5 La CGT à l’offensive avec les sans papiers ? Premier étonnement : que l’UD CGT 75 qui appelle au meeting ne prenne pas la parole ? Deuxième étonnement le consensus quant au soutien unanime de la CGT. Francine Blanche lit en conclusion de la réunion un message de Bernard Thibault qui assure les sans papiers de l’investissement résolu de la CGT “ à leur coté pour leurs revendications et régularisation. Le gouvernement doit accélérer la régularisation ”. Troisième étonnement : quant à l’engagement de la CGT. Francine Blanche se félicite de l’engagement des militants qui se donnent à fond pour le soutien. Cela est vrai.
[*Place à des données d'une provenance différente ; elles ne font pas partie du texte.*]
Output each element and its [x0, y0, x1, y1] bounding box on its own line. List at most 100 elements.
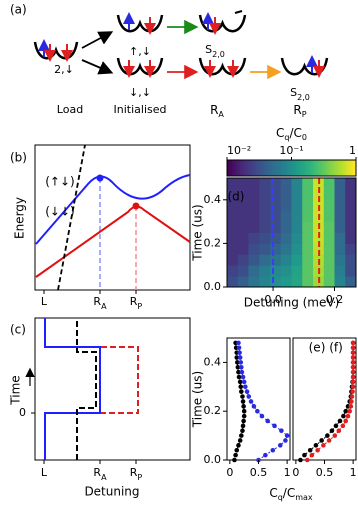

Mais il ressort de son intervention qui égraine les prénoms de tous les militants engagés dans le soutien que c’était un effort porté par des camarades qui se donnent à fond, et bien peu celui, collectif, des structures syndicales ou des directions syndicales. Le message “ sympathique ” de Bernard Thibault n’y change pas grand chose. Ni la présentation qu'en fait Raymond Chaveau dans une récente interview au Monde, où il reconnait l'énorme pression des sans-papiers pour un développement de la lutte, mais aussi implicitement les freins dans la Confédération.